Siqi Li successfully defended her thesis in October 2020 and expects to graduate in December 2020. Working with her mentor Christopher Counter, PhD, professor in the Department of Pharmacology and Cancer Biology, Siqi researches the mechanisms that contribute to the mutational bias of cancer genes, including tissue-specific occurrence of particular driver mutations, using a mouse model. Her recently published work applied a highly sensitive mutation detection technique to capture mutations in Ras genes, the most frequently mutated oncogenes in cancer, in mouse tissues immediately after carcinogen exposure to evaluate the mutagenic specificity of the carcinogen. She discovered that the mutagenesis bias by carcinogen at the nucleotide and tissue level contributes significantly to the mutational bias observed in the tumor. Siqi’s current work focuses on determining how additional factors active in the processes following mutagenesis limit the spectrum of mutations observed in the tumor. Her ultimate goal is to answer the fundamental question of how cancer arises, in particular what processes are causing the mutations and what factors are determining the outcome of these mutations.
Morgan Parker is a PhD candidate in the lab of Maria Ciofani, PhD, an associate professor in the Department of Immunology. Parker’s research has focused on trying to understand the transcriptional regulation governing the development and plasticity of tissue-resident group 3 innate lymphoid cells (ILC3s). Parker found that the transcription factor c-Maf limits ILC3 plasticity by restraining the type 1 master regulator T-bet to maintain ILC3 identity. She was awarded an NIH F31Predoctoral Individual National Research Service Award to continue researching how the type 1 program is regulated during ILC3 plasticity. ‘
Atul Kaushik Rangadurai is a 6th year Biochemistry graduate student working in the lab of Hashim Al-Hashimi, PhD, James B. Duke Distinguished Professor of Biochemistry. Atul's research focusses on studying conformational changes of nucleic acids using Nuclear Magnetic Resonance spectroscopy and other biophysical techniques. He is interested in the development of new methods to visualize these conformational changes and understanding their roles in biology.

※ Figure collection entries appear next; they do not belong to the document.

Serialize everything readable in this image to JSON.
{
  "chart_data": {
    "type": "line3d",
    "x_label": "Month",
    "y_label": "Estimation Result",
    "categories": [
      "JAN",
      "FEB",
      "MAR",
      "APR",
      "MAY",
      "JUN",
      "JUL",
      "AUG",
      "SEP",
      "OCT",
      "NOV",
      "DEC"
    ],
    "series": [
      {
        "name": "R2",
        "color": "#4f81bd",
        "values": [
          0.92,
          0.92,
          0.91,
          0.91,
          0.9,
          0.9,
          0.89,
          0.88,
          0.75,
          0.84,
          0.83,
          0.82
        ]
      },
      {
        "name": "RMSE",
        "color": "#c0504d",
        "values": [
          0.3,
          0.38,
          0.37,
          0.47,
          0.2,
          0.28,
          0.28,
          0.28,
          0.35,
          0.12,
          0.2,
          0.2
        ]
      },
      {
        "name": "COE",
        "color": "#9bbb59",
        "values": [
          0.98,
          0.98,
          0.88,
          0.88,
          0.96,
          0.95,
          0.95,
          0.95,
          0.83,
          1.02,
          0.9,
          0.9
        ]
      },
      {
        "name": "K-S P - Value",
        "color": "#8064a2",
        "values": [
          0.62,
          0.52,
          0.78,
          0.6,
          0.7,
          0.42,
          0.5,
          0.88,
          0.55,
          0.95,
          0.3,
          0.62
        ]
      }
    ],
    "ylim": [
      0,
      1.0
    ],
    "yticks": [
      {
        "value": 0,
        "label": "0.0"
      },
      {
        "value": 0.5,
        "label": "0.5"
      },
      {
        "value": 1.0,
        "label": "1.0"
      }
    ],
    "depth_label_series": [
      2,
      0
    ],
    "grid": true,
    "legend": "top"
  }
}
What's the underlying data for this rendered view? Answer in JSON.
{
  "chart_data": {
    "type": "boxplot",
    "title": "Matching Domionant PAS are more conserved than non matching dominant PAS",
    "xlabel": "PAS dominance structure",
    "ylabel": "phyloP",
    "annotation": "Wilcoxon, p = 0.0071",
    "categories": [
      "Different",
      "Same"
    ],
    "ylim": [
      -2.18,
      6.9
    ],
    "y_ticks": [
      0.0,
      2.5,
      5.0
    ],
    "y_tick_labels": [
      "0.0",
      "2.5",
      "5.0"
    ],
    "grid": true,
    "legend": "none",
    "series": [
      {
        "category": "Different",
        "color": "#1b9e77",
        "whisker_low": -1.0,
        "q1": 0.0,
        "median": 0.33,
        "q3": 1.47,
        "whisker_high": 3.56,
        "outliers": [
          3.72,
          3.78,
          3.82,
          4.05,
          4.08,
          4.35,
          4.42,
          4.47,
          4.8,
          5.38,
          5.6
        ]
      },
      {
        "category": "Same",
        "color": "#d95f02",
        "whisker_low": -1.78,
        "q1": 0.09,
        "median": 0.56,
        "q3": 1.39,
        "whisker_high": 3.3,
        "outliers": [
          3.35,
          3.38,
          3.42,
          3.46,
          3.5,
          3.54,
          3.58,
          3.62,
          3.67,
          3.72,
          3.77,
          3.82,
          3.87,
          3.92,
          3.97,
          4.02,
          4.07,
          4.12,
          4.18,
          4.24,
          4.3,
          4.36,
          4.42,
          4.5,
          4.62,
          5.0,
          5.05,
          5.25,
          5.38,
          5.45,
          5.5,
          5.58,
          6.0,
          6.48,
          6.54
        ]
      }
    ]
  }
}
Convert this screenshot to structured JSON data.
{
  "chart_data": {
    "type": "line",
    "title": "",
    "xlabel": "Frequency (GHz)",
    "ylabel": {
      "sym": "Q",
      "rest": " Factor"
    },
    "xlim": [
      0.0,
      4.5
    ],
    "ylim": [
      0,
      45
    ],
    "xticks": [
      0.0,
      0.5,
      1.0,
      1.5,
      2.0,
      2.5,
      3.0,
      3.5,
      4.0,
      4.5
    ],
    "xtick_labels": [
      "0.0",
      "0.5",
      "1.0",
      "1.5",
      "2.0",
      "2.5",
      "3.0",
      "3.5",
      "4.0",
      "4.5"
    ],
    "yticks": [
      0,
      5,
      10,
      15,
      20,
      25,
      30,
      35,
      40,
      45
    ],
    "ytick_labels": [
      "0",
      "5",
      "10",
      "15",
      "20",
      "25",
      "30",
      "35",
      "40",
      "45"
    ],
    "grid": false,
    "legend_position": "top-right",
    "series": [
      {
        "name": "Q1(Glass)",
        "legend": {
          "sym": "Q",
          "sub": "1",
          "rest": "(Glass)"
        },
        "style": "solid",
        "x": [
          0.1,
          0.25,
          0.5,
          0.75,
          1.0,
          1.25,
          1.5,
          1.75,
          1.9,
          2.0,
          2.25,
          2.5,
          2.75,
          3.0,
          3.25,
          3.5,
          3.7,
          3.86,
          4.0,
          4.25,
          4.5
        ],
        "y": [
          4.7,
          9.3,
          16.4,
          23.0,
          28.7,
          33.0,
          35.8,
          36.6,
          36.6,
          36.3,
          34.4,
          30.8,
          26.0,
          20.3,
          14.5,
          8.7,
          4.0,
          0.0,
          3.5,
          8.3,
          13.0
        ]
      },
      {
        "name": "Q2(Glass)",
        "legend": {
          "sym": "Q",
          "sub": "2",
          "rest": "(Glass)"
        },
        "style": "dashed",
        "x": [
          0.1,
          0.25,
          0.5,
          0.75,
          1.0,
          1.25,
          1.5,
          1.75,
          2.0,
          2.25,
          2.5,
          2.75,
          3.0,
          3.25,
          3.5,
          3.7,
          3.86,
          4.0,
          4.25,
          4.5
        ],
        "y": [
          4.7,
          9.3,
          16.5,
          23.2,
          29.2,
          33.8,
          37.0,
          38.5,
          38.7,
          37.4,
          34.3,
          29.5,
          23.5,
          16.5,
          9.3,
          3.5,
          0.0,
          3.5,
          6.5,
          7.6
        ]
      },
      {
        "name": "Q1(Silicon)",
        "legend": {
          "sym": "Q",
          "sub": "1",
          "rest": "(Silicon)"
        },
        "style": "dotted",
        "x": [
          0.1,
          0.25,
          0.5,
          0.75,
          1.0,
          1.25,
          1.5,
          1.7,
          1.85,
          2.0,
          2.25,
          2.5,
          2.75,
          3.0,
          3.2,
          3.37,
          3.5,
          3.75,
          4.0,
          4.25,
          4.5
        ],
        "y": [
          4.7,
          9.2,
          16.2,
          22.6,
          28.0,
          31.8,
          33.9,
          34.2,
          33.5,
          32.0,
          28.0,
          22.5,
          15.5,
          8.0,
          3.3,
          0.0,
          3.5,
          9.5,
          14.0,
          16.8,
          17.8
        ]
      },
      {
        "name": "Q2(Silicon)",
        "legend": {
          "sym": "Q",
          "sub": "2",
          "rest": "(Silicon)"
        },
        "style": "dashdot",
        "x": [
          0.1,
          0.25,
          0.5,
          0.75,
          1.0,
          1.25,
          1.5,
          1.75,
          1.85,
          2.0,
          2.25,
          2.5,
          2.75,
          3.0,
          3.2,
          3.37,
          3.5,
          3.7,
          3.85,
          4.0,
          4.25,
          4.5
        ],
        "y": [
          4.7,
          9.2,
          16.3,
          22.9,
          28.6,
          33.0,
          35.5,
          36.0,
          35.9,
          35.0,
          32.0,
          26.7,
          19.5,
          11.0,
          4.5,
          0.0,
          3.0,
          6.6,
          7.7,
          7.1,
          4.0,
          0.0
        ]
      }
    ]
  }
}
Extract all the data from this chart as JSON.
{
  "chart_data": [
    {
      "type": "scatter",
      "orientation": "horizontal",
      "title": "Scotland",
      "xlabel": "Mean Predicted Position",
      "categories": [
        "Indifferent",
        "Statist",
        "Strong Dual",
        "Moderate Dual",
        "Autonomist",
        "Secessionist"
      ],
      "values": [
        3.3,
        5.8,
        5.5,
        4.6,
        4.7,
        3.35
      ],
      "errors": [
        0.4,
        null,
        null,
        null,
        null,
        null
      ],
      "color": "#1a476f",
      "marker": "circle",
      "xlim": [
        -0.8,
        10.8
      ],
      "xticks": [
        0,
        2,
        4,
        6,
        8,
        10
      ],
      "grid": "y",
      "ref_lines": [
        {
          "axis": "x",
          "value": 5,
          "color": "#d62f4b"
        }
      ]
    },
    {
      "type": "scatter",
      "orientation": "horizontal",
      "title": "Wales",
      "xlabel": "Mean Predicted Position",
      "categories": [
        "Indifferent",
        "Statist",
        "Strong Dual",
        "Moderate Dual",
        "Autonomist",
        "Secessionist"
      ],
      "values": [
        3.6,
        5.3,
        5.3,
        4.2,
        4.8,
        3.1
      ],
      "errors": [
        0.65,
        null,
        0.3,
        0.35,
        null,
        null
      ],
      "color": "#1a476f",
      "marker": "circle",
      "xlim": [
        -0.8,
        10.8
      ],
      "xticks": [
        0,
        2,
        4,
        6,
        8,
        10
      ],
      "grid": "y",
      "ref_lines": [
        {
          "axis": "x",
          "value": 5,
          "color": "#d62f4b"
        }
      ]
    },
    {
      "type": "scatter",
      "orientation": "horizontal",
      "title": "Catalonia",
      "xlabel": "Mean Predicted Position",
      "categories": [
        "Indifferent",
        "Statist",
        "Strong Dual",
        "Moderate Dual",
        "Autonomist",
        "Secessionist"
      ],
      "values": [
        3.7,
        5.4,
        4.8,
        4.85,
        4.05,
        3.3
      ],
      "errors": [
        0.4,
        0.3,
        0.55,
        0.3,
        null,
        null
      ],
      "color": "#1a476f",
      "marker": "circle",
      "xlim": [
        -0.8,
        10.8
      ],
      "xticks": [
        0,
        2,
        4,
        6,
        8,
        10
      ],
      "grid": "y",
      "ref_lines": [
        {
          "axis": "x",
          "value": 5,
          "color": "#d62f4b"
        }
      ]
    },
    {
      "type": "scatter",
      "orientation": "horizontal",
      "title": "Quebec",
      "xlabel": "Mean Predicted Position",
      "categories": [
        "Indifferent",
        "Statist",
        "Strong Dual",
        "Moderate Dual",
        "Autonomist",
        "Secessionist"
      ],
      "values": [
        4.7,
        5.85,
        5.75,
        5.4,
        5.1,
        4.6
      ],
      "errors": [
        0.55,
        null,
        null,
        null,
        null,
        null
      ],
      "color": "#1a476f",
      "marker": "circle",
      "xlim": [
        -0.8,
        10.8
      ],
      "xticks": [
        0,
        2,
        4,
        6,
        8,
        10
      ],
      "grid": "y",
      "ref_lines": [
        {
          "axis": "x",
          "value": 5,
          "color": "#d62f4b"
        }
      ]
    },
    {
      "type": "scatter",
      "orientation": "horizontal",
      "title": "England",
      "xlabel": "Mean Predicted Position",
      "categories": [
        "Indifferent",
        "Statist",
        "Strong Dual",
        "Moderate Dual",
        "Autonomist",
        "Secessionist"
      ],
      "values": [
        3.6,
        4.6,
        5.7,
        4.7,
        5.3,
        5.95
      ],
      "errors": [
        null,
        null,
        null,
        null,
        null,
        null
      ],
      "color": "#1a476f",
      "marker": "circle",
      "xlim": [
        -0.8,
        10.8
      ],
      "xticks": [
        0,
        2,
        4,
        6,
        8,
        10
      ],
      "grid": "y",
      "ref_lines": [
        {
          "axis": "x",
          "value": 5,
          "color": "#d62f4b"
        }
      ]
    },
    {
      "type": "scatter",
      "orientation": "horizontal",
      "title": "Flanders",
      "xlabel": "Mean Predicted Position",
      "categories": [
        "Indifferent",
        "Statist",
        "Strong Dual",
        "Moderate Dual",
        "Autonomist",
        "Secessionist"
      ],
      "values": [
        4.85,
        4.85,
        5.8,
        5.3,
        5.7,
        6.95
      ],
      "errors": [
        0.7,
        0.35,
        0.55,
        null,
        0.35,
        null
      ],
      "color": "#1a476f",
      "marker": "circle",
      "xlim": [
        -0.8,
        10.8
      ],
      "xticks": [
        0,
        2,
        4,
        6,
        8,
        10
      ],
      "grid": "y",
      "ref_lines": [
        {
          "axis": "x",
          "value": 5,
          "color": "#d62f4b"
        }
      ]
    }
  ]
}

Amy Webster is a PhD candidate in the University Program in Genetics and Genomics, and her advisor is Ryan Baugh, PhD, associate professor in the Department of Biology. For Webster's dissertation research, she uses the model organism Caenorhabditis elegans to understand the genetic and gene regulatory mechanisms that facilitate starvation resistance. In her published work, she identified transgenerational effects of extended starvation and natural genetic variation underlying starvation resistance. She was awarded an NSF Graduate Research Fellowship to support her research in the lab.